Shelf Life
The Rev. Robert Harvey ’38 details how the British Isles acted as the crossroads of Christianity in the 1st century in To the Isles Afar Off (Four Directions Press).
William Davidow ’57, Th’58, a high-tech industry executive and venture investor, explores how the success of the Internet in connecting the world has also created a unique set of hazards in Overconnected: The Promise and Threat of the Internet (Delphinium).
Michael Groden ’69, a leading James Joyce scholar and English professor at the University of Western Ontario, offers a highly personal set of essays and recollections in Ulysses in Focus: Genetic, Textual, and Personal Views (University Press of Florida).
Jonathan Silverman ’87, an assistant professor of English at the University of Massachusetts-Lowell, focuses on what Johnny Cash means to Americans in Nine Choices: Johnny Cash and American Culture (University of Massachusetts Press).
Military historian David Jablonsky ’60 examines Dwight Eisenhower’s career from his West Point years to the passage of the 1958 Defense Reorganization Act in War by Land, Sea and Air: Dwight Eisenhower and the Concept of Unified Command (Yale University Press).
Lance Tapley ’66, who has written about incarceration for Prison Legal News and The Boston Review, contributes a chapter about the American “supermax” system of mass solitary confinement in the anthology The United States and Torture: Interrogation, Incarceration, and Abuse (New York University Press).
Nora Odendahl ’77, a test developer at Educational Testing Service for 16 years, lays out the fundamental principles in assessment as well as possibilities for innovation in Testwise: Understanding Educational Assessment, Volume 1 (Rowman & Littlefield Education).
Former Washington Post reporter Brad Parks ’96 follows his Shamus Award-winning debut with street-wise reporter Carter Ross investigating the latest tragedy to befall Newark, New Jersey, with Eyes of the Innocent (St. Martin’s Press).

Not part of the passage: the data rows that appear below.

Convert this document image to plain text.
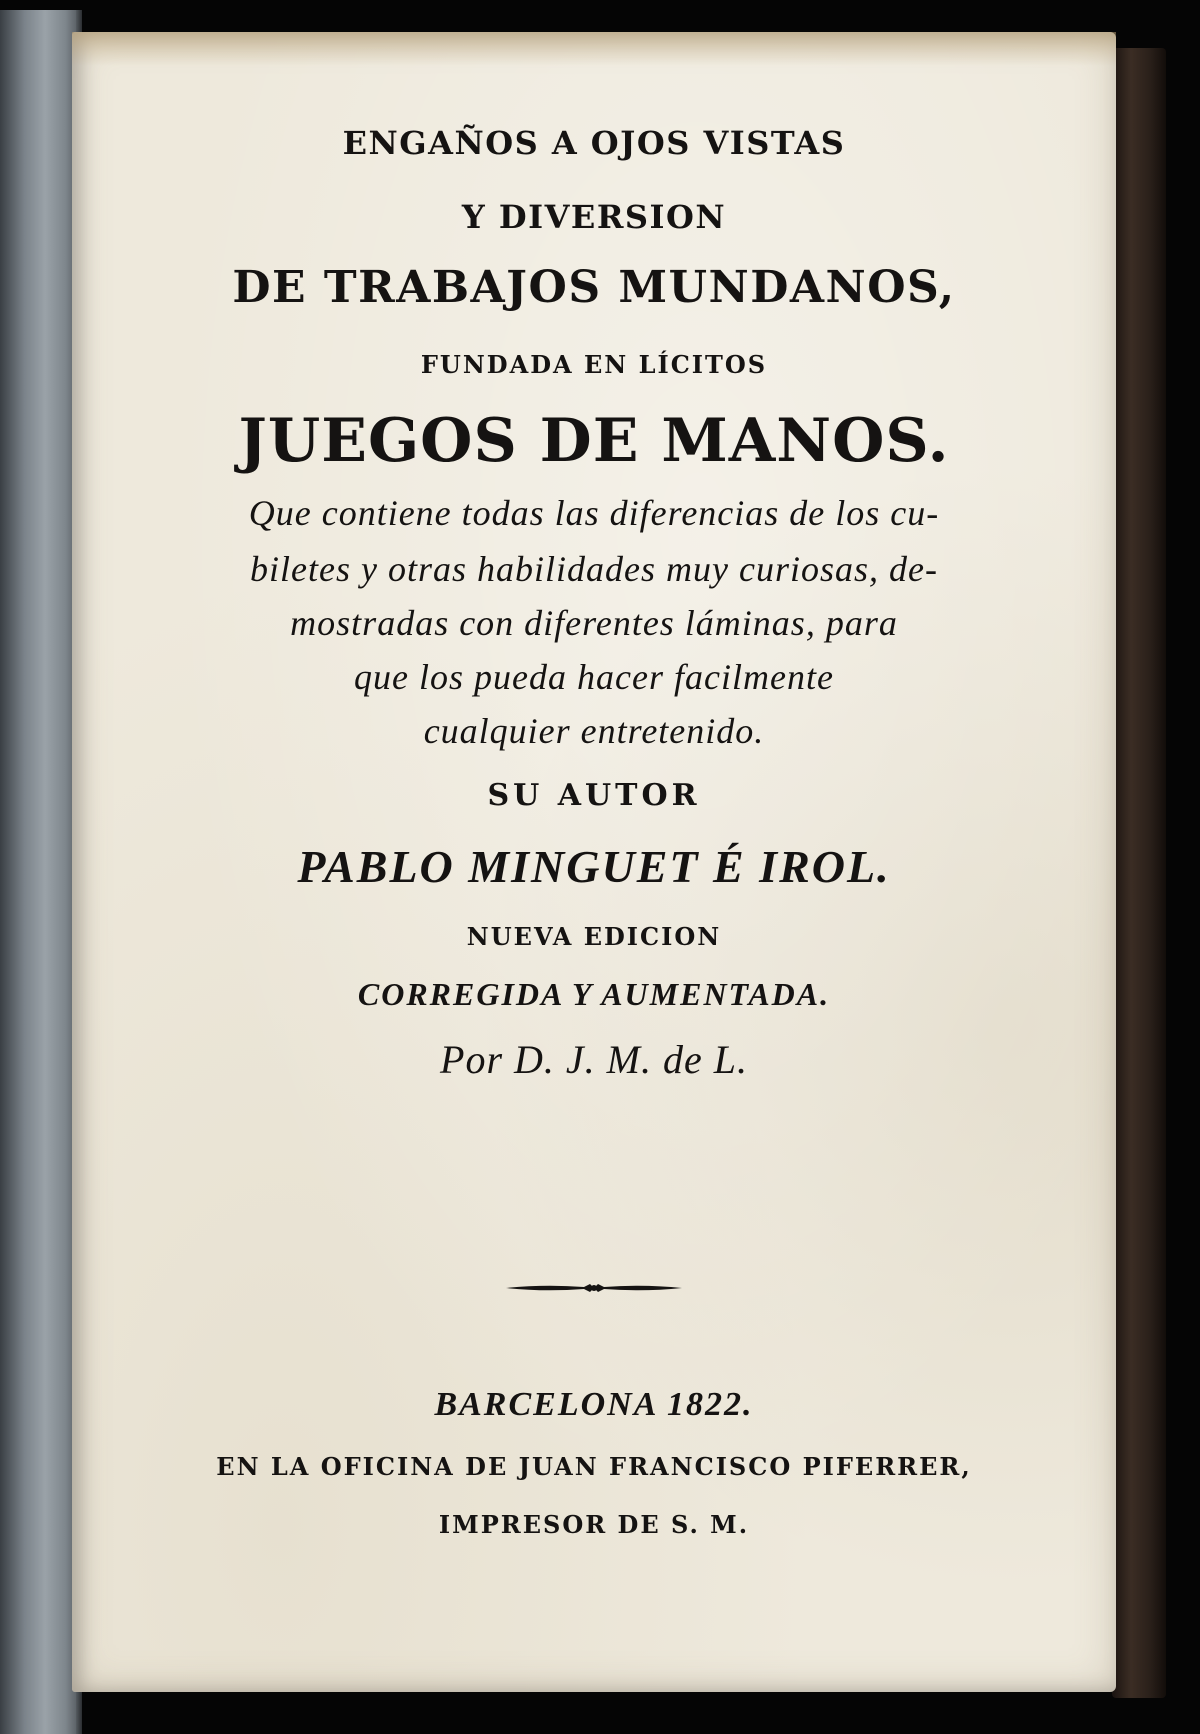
ENGAÑOS A OJOS VISTAS
Y DIVERSION
DE TRABAJOS MUNDANOS,
FUNDADA EN LÍCITOS
JUEGOS DE MANOS.
Que contiene todas las diferencias de los cu-
biletes y otras habilidades muy curiosas, de-
mostradas con diferentes láminas, para
que los pueda hacer facilmente
cualquier entretenido.
SU AUTOR
PABLO MINGUET É IROL.
NUEVA EDICION
CORREGIDA Y AUMENTADA.
Por D. J. M. de L.
BARCELONA 1822.
EN LA OFICINA DE JUAN FRANCISCO PIFERRER,
IMPRESOR DE S. M.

Thomas Seeley ’74, a beekeeper and biology professor at Cornell University, tells the story of house hunting and democratic debate among honeybees in Honeybee Democracy (Princeton University Press), described by the Financial Times as 2010’s “most enchanting science book.”
Florida International University psychology professor Bennett Schwartz ’88, Adv’93, explores the science and methodology of memory in the textbook Memory: Foundations and Applications (Sage Publications).
Christopher Rea ’99, an assistant professor of modern Chinese literature at the University of British Columbia, has edited and translated a collection of satirist Qian Zhongshu’s works in Humans Beasts, and Ghosts: Stories and Essays (Columbia University Press).
The short story “Souvenirs” by Aimee Loiselle ’92, an intimate portrayal of a disintegrating family and a disturbingly unreliable narrator, has been selected for publication in American Fiction, Volume 11: The Best Previously Unpublished Short Stories by Emerging Authors (New Rivers Press).
Freelance photographer and former studio art major Austin Lord ’06 shares his images of calm in Amidst the Noise and Haste (Blurb).
Photographer Peter McBride ’93 illuminates the historical, geographical and environmental significance of the Colorado River in The Colorado River: Flowing Through Conflict (Westcliffe).